И вдруг лицо Читтерлоу передернулось, театрально неестественное выражение слетело с него, точно маска, и он расплакался. Он невнятно пробормотал что-то вроде «Дружище Киппс! Дорогой дружище! О, Киппс, дружище!» — и из горла его вырвался странный звук — не то рыдание, не то смешок. После этого он вновь обрел свою обычную осанку и стал почти прежним Читтерлоу.
— Моя пьеса, у-у-у — рыдал он, вцепившись в руку друга. — Моя пьеса, Киппс! (Рыдание). Вы уже знаете?
— А что с ней? — воскликнул Киппс, и сердце у него сжалось. — Неужто…
— Нет! — рыдал Читтерлоу. — Нет. Успех! Дорогой мои! Дорогой мой друг! О-о… огромный успех!
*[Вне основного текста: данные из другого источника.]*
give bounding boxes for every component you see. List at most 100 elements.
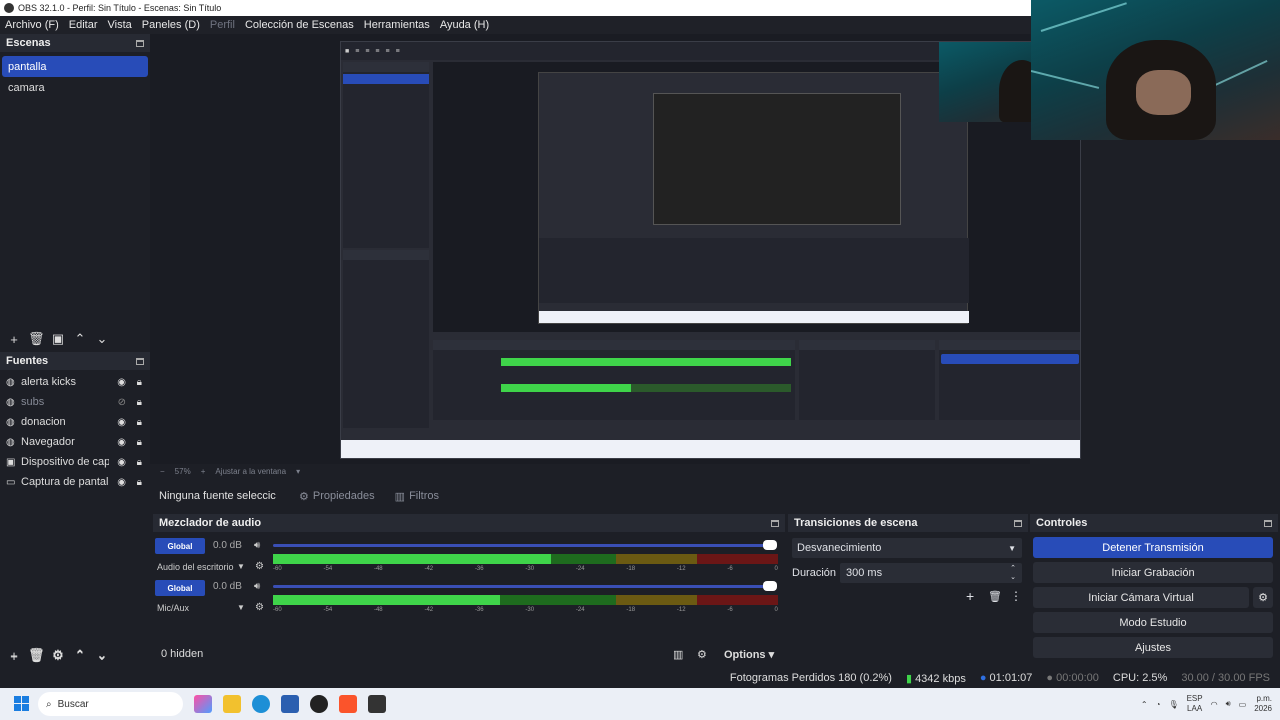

Он отвернулся и утер слезы тыльной стороной ладони. Шагнул раз-другой по лавке и вернулся к Киппсу. Сел на один из художественных стульев — неизменную принадлежность всех лавок «Объединенных книгопродавцов» — и вытащил из кармана крохотный дамский, сплошь в кружевах платочек.
— Моя пьеса, — рыдал он и все прикладывал платочек то к одному, то к другому глазу.
Он безуспешно старался взять себя в руки и вдруг ненадолго превратился в маленькое жалкое существо. Его огромный нос высунулся из кружев.
— Я потрясен, — сказал он в платок и так и замер, нелепый, непонятный.
Потом снова сделал доблестную попытку вытереть глаза.
— Я должен был вам сказать, — произнес он, глотая слезы. — Сейчас возьму себя в руки, — прибавил он. — Спокойствие! — И затих на своем стуле…
Киппс глядел во все глаза, от души жалея жертву такого успеха. Вдруг он услышал шаги и кинулся к двери, ведущей в комнаты.
— Минутку, — сказал он. — Погоди, Энн, не входи в лавку. Тут Читтерлоу. Он что-то не в себе. Но он сейчас отдышится. Это он с радости. Понимаешь, — упавшим голосом договорил Киппс, будто сообщал о покойнике, — у пьесы-то успех.
И он втолкнул Энн обратно в комнату, чтобы она не дай бог не увидела, как плачет еще один мужчина…
Скоро Читтерлоу немного пришел в себя, но некоторое время еще оставался пугающе тихим и кротким.
— Я должен был приехать и сказать вам, — объяснил он. — Я должен был хоть кого-нибудь удивить. Мюриель… конечно… лучше всего бы ее. Но она в Димчерче. — Он громко высморкался и тотчас обратился в самого обыкновенного словоохотливого оптимиста.
— Вот, небось, обрадуется! — заметил Киппс.
— Она еще ничего не знает, дружище. Она в Димчерче… с приятельницей. Она бывала прежде на других моих премьерах… Предпочитает теперь держаться подальше… Я сейчас еду к ней. Я всю ночь не ложился… разговаривал с ребятами и все такое. Я малость ошалел, самую малость. Но все потрясены! Все до единого!